Learn about bulb mode. Sometimes, blue hour lighting conditions are so dark that your longest shutter speed (usually 30 seconds) won’t let in enough light, especially if you are using your most narrow aperture and lowest ISO. In this case, you’ll want to use bulb mode if your camera has it, which allows you to keep the camera’s shutter open as long as the shutter button is pressed.
Think about moods. Blue hour evokes different moods than daytime photographs. The even, cool-toned light can be calming, unsettling, ominous, and melancholy, just to name a few. Keep these moods in mind when you are photographing during blue hour, and set a goal to capture more than one of these moods (or whatever moods you choose) in your images. This will set some direction and keep you true to the uniqueness that blue hour has to offer.
Stay late or arrive early for golden hour. If you’re there or going to be there already, you may as well shoot the sunrise or sunset and capture the magical light of golden hour. If you really don’t feel like taking more pictures, kick back, relax, and enjoy the display of other colors.
Tips for Editing Blue Hour Photography
Learn how to read a histogram. Especially at times like blue hour when shadows are important to preserve, your camera’s LCD screen isn’t always the best way to judge whether your image is too bright or too dark. A camera’s histogram is basically a graph of the values in your image and will help you determine if your image is too bright or too dark with minimal guesswork.
Mind your white balance. This makes sense for blue hour photography – make sure to keep the “blue” in “blue hour.” It’s okay if your image looks cooler than it would normally, and in fact, that’s one of the “cool” things about blue hour. It’s ultimately up to you, but be aware that you don’t need to make your image warmer than it was naturally.

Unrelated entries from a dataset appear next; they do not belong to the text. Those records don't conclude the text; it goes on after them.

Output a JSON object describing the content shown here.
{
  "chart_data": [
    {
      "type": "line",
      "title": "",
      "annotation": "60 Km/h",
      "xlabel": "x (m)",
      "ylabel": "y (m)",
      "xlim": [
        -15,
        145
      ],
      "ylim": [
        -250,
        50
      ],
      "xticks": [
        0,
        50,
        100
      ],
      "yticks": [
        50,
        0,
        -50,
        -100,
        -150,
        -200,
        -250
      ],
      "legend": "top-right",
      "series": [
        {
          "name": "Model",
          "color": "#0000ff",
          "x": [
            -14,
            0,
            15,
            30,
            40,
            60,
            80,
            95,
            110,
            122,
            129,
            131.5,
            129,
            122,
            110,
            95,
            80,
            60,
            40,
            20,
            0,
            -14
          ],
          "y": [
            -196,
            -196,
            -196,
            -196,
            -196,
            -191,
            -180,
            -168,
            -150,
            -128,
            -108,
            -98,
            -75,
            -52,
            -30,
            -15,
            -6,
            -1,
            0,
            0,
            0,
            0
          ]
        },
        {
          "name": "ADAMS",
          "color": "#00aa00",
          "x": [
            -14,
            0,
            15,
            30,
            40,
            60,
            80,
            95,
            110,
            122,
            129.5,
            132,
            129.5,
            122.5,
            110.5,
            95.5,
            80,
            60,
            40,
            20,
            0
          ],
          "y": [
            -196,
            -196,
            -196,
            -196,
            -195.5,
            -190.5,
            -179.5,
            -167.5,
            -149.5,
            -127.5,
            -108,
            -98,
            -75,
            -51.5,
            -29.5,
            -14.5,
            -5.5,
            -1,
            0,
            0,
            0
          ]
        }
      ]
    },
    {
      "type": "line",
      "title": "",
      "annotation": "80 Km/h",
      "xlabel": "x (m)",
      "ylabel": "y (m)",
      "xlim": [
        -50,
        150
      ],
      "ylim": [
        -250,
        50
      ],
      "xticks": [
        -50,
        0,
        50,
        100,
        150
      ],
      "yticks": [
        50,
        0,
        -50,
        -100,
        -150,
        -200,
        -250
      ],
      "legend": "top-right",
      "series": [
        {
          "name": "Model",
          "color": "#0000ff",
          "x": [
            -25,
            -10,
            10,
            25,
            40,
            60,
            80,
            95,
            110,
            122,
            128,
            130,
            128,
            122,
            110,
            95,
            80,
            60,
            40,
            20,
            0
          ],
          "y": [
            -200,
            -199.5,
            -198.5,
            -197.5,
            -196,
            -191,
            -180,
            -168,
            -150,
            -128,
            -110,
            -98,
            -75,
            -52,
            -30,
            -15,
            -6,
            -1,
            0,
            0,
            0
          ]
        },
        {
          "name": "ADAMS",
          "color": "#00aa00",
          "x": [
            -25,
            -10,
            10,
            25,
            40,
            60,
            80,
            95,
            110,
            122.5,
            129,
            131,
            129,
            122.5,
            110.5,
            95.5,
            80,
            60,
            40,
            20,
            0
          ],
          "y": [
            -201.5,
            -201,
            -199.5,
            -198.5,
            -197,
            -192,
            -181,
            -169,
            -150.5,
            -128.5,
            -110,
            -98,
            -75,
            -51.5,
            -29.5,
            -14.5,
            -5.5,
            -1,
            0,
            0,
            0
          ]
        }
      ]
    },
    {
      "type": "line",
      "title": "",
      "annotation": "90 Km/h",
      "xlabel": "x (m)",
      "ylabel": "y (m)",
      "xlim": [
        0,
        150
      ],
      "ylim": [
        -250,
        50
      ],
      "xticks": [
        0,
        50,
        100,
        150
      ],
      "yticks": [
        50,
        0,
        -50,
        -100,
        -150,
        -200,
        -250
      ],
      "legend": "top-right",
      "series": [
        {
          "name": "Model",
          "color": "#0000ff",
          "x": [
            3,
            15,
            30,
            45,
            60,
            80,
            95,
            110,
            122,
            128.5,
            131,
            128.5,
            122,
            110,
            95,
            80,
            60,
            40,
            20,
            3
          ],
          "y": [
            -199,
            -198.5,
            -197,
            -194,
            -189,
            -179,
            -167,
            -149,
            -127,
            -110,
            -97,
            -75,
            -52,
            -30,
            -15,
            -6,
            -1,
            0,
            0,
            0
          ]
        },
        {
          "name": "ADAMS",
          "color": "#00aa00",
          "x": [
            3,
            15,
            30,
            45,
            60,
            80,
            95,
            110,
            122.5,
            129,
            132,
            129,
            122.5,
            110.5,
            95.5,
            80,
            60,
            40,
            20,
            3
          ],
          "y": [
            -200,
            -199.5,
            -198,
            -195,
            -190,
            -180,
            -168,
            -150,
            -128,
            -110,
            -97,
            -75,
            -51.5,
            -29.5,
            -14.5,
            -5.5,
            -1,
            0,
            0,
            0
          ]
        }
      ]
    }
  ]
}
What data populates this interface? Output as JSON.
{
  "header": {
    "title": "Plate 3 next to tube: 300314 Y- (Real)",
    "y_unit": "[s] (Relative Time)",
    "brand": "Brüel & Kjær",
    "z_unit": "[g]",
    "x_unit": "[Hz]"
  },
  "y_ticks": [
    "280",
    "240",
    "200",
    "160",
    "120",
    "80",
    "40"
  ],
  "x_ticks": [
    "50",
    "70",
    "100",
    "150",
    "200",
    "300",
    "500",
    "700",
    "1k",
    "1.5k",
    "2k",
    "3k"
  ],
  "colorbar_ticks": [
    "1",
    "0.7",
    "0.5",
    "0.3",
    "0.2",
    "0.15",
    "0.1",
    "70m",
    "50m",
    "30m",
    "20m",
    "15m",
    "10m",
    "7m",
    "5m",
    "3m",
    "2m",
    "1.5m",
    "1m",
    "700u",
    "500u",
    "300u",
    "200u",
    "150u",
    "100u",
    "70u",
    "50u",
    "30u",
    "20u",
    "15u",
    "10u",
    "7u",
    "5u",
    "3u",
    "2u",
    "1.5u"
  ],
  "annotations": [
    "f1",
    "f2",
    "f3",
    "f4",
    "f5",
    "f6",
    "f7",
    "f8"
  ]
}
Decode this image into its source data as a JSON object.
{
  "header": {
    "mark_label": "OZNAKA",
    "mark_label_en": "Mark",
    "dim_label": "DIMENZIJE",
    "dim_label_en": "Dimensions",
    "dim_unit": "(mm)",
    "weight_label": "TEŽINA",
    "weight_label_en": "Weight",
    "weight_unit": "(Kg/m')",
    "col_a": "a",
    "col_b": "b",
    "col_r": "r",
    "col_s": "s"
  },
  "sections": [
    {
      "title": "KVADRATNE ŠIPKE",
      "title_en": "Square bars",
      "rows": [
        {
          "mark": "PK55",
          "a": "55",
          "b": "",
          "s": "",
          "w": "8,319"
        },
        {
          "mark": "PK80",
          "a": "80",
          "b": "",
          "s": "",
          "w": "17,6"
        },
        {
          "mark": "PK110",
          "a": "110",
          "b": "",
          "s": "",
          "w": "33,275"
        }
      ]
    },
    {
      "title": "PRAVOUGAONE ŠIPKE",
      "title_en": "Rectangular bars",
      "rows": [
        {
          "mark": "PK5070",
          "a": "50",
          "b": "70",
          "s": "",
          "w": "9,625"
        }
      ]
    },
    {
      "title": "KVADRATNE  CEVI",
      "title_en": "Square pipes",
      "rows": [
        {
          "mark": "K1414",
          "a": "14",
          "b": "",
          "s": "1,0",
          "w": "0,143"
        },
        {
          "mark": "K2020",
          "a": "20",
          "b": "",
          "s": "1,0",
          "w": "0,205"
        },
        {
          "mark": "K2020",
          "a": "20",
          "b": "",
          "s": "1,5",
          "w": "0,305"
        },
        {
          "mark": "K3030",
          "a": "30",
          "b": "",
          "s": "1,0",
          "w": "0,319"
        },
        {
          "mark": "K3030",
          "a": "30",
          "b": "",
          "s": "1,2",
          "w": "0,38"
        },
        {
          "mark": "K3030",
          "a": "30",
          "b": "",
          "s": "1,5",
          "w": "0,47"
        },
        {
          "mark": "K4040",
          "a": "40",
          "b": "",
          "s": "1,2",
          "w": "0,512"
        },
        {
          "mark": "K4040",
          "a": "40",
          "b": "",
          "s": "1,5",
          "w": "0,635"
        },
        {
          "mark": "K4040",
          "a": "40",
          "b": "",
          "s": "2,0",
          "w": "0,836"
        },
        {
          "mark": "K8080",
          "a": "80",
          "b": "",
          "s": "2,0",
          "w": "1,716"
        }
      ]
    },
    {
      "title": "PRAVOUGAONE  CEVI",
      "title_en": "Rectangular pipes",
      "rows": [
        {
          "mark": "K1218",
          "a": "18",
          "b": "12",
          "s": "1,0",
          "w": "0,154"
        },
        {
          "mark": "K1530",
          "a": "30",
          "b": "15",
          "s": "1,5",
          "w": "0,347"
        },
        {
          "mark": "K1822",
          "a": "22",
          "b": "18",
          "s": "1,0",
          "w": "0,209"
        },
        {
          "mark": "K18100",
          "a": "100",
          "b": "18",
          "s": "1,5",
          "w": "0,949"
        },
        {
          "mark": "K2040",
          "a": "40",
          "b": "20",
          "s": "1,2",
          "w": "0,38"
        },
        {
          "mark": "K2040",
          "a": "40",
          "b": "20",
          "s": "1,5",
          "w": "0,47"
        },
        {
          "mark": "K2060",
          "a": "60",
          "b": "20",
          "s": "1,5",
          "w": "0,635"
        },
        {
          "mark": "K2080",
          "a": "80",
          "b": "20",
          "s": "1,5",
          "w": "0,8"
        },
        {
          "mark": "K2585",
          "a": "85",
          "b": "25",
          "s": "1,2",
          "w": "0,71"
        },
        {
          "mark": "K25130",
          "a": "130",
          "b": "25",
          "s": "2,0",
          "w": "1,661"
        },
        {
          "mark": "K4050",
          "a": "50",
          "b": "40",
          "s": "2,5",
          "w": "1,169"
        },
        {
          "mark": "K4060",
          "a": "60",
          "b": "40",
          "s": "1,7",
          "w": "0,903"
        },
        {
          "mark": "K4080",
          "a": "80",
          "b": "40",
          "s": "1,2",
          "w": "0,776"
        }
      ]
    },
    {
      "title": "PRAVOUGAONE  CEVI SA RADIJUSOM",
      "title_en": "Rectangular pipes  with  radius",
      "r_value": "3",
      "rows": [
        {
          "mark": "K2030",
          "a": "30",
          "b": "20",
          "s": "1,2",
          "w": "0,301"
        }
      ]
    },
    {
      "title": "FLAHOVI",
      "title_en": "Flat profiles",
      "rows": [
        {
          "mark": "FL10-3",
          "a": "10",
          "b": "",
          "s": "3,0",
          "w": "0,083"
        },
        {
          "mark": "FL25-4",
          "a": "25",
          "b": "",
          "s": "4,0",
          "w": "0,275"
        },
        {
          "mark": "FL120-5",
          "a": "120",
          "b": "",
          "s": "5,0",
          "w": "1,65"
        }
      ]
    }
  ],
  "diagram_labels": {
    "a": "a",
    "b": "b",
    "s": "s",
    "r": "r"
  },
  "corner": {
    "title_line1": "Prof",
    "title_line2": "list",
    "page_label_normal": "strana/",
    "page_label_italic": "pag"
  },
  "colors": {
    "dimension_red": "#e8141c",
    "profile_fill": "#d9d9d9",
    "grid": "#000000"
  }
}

Use graduated filters and more localized adjustments if necessary. Especially if you are shooting a cityscape or something similar, chances are good that parts of your image will be significantly brighter or darker than the rest. This is where you can use graduated filters and other localized adjustments to adjust specific areas of your image. While this is less applicable to blue hour than it is to golden hour, it is still something you should consider.
Consider a light vignette to add to your image’s mood, but don’t overdo it. Many photographers will add a slight vignette to blue hour landscape images to enhance their intended mood. This can be tasteful, but be cautious and err on the side of less vignette. Too much vignette can make an image look tacky and too unnatural.
Zoom to check sharpness, and sharpen if necessary. Especially if you aren’t using a tripod, it’s easy to have slight motion blur in your images. If it’s an acceptable amount of blur, you can attempt to sharpen your image using software such as Adobe Lightroom or Topaz Sharpen AI. It’s always good to check by zooming in, especially if you think you might print your image on a large scale.
As golden hour’s less-appreciated cousin, blue hour opens up a new set of unique moods, scenes, and generally fun photography. If you’re planning to shoot the sunrise or sunset, you may as well arrive early or stay late to explore blue hour and its possibilities. As a welcome bonus, you’ll find that blue hour attracts smaller crowds, and can be even prettier than sunrise or sunset. It’s a great time for portraits, landscape, cityscape, and even astrophotography if the conditions are right.